Since you want to sell the property, the authority to sell must be present either by ownership or through power of attorney. Let us discuss all the three scenarios—gift deed, transfer deed or power of attorney.
Transfer deed: Your ex-husband can transfer his share of property to you by executing a deed of transfer on payment of consideration by you. No sale can take place or no deed of transfer can be executed without payment of consideration by you to him. The transfer must be effected by a registered and stamped instrument signed by him or on his behalf, and must be attested by at least two witnesses.
Gift deed: Your ex-husband may execute a gift deed in your favour, thereby gifting his share in the property. A gift deed allows one to gift his assets or transfer ownership without any exchange of money. The gift of immovable property must be in accordance with section 122 of the Transfer of Property Act, 1882. Hence, your ex-husband must transfer his share voluntarily, without consideration, and it must be accepted by you during your lifetime while he is still capable of giving. A gift of immovable property in this case will also have to be effected by a registered and stamped instrument signed by or on behalf of your ex-husband, and must be attested by at least two witnesses.

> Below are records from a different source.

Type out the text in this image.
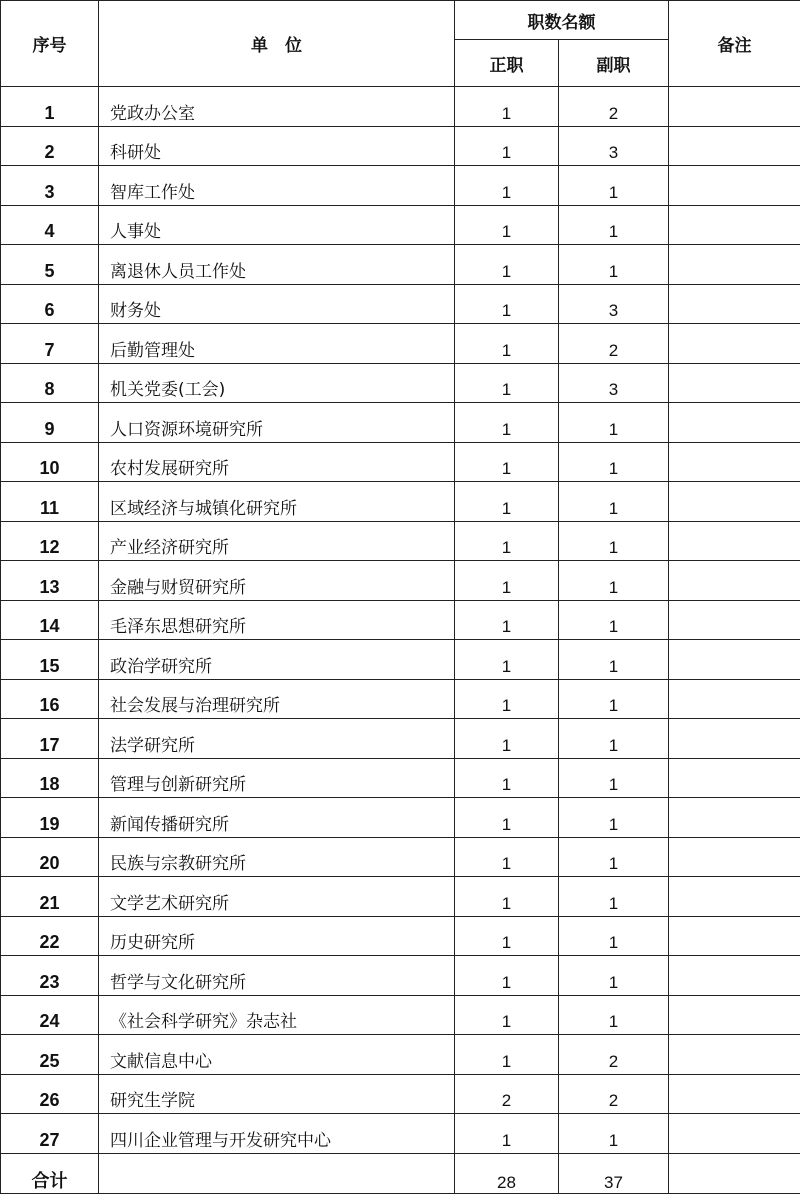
序号	单　位	职数名额		备注
		正职	副职	
1	党政办公室	1	2	
2	科研处	1	3	
3	智库工作处	1	1	
4	人事处	1	1	
5	离退休人员工作处	1	1	
6	财务处	1	3	
7	后勤管理处	1	2	
8	机关党委(工会)	1	3	
9	人口资源环境研究所	1	1	
10	农村发展研究所	1	1	
11	区域经济与城镇化研究所	1	1	
12	产业经济研究所	1	1	
13	金融与财贸研究所	1	1	
14	毛泽东思想研究所	1	1	
15	政治学研究所	1	1	
16	社会发展与治理研究所	1	1	
17	法学研究所	1	1	
18	管理与创新研究所	1	1	
19	新闻传播研究所	1	1	
20	民族与宗教研究所	1	1	
21	文学艺术研究所	1	1	
22	历史研究所	1	1	
23	哲学与文化研究所	1	1	
24	《社会科学研究》杂志社	1	1	
25	文献信息中心	1	2	
26	研究生学院	2	2	
27	四川企业管理与开发研究中心	1	1	
合计		28	37	
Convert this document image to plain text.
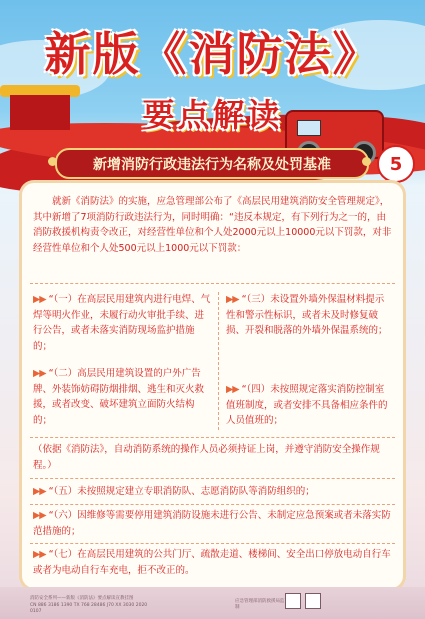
新版《消防法》
要点解读
新增消防行政违法行为名称及处罚基准	5

就新《消防法》的实施，应急管理部公布了《高层民用建筑消防安全管理规定》，其中新增了7项消防行政违法行为，同时明确：“违反本规定，有下列行为之一的，由消防救援机构责令改正，对经营性单位和个人处2000元以上10000元以下罚款，对非经营性单位和个人处500元以上1000元以下罚款：

▶▶ “（一）在高层民用建筑内进行电焊、气焊等明火作业，未履行动火审批手续、进行公告，或者未落实消防现场监护措施的；

▶▶ “（二）高层民用建筑设置的户外广告牌、外装饰妨碍防烟排烟、逃生和灭火救援，或者改变、破坏建筑立面防火结构的；

▶▶ “（三）未设置外墙外保温材料提示性和警示性标识，或者未及时修复破损、开裂和脱落的外墙外保温系统的；

▶▶ “（四）未按照规定落实消防控制室值班制度，或者安排不具备相应条件的人员值班的；

（依据《消防法》，自动消防系统的操作人员必须持证上岗，并遵守消防安全操作规程。）

▶▶ “（五）未按照规定建立专职消防队、志愿消防队等消防组织的；

▶▶ “（六）因维修等需要停用建筑消防设施未进行公告、未制定应急预案或者未落实防范措施的；

▶▶ “（七）在高层民用建筑的公共门厅、疏散走道、楼梯间、安全出口停放电动自行车或者为电动自行车充电，拒不改正的。

消防安全系列——新版《消防法》要点解读宣教挂图
CN 886 3186 1390 TX 768 28486 J70 XX 3030 2020 0107
应急管理部消防救援局监制
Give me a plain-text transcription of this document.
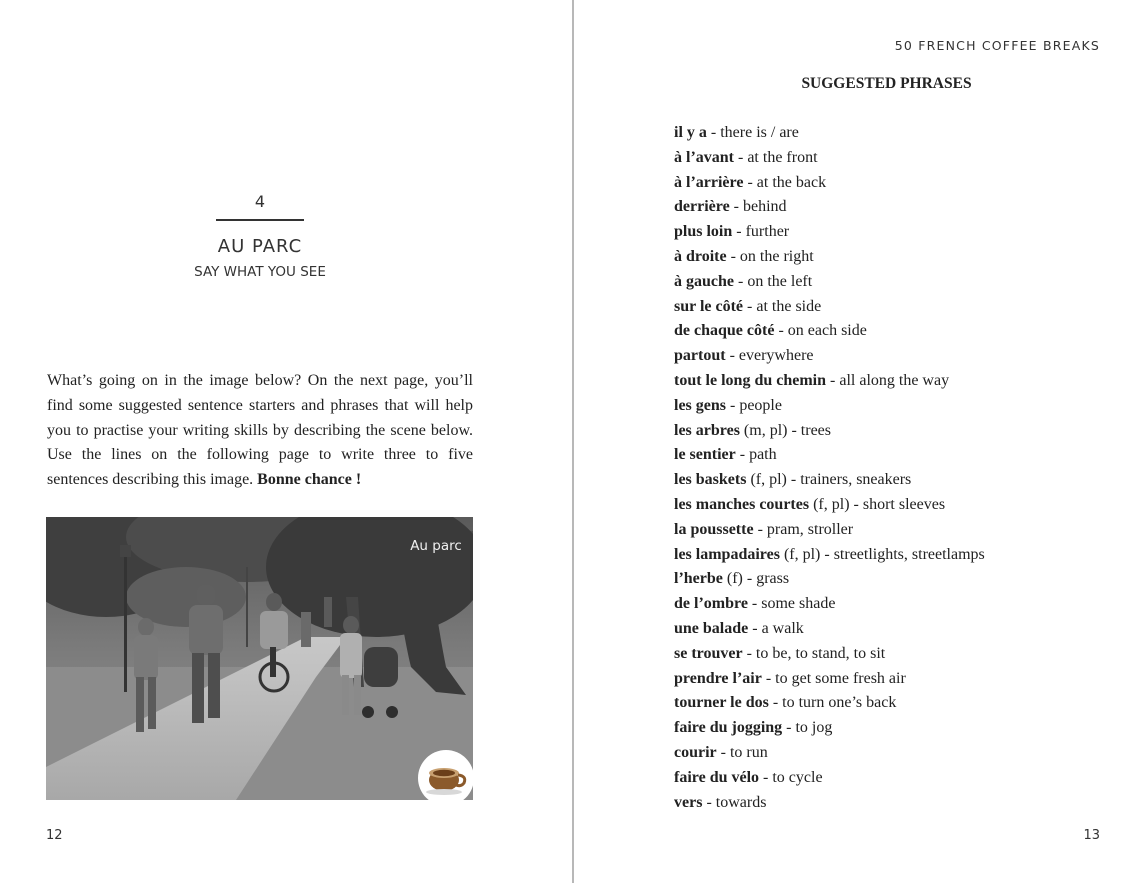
4
AU PARC
SAY WHAT YOU SEE

What’s going on in the image below? On the next page, you’ll find some suggested sentence starters and phrases that will help you to practise your writing skills by describing the scene below. Use the lines on the following page to write three to five sentences describing this image. Bonne chance !

Au parc
12
50 FRENCH COFFEE BREAKS
SUGGESTED PHRASES
il y a - there is / are
à l’avant - at the front
à l’arrière - at the back
derrière - behind
plus loin - further
à droite - on the right
à gauche - on the left
sur le côté - at the side
de chaque côté - on each side
partout - everywhere
tout le long du chemin - all along the way
les gens - people
les arbres (m, pl) - trees
le sentier - path
les baskets (f, pl) - trainers, sneakers
les manches courtes (f, pl) - short sleeves
la poussette - pram, stroller
les lampadaires (f, pl) - streetlights, streetlamps
l’herbe (f) - grass
de l’ombre - some shade
une balade - a walk
se trouver - to be, to stand, to sit
prendre l’air - to get some fresh air
tourner le dos - to turn one’s back
faire du jogging - to jog
courir - to run
faire du vélo - to cycle
vers - towards
13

In both of the aforesaid cases, stamp duty will be payable on the deed (of transfer or gift) in accordance with the provisions of the stamp act applicable to the state in which the property is situated. For example, in Mumbai, the stamp duty as per article 25 of schedule I of the Maharashtra Stamp Act, 1958, will be applicable. Registration charges also differ from state to state.
Stamp duty on a gift deed if the gift is made to a family member, including to a husband or wife, is chargeable at a lower rate in some states. But if the divorce decree is final, then you and your ex-husband may not get the benefit of the lower rate.
Power of attorney: This can be executed by your ex-husband in favour of you to sell his share. But it is not a transfer of property but only a contract for execution of transfer on behalf of executant. For sale of immovable property, as in the present case, the power of attorney has to be sufficiently stamped and registered.
The stamp duty on a power of attorney authorizing sale of immovable property in many states (including Maharashtra) is the same as payable on a conveyance of immovable property (the only rebate available is when the power is given to certain stipulated family members, which again will not be the case in the present instance).
Please also note that while you can avail the option of getting a power of attorney for the sale of property from your ex-husband, in such a case, you will not get ownership of the property, and in future, disputes may arise as to the distribution of sale proceeds.
Release deed: One more option that could be considered is your ex-husband executing a release deed in your favour, whereby he releases or renounces his claim on the property. Again, the release must be effected by a registered and stamped instrument signed by him or on his behalf, and must be attested by at least two witnesses. In Maharashtra, while the stamp duty payable is the same as that payable on a conveyance, the amount is payable on the market value of the share, interest, part or claim being renounced.
These are the options available to you. But it would be advisable to seek specific legal and tax counsel in this matter.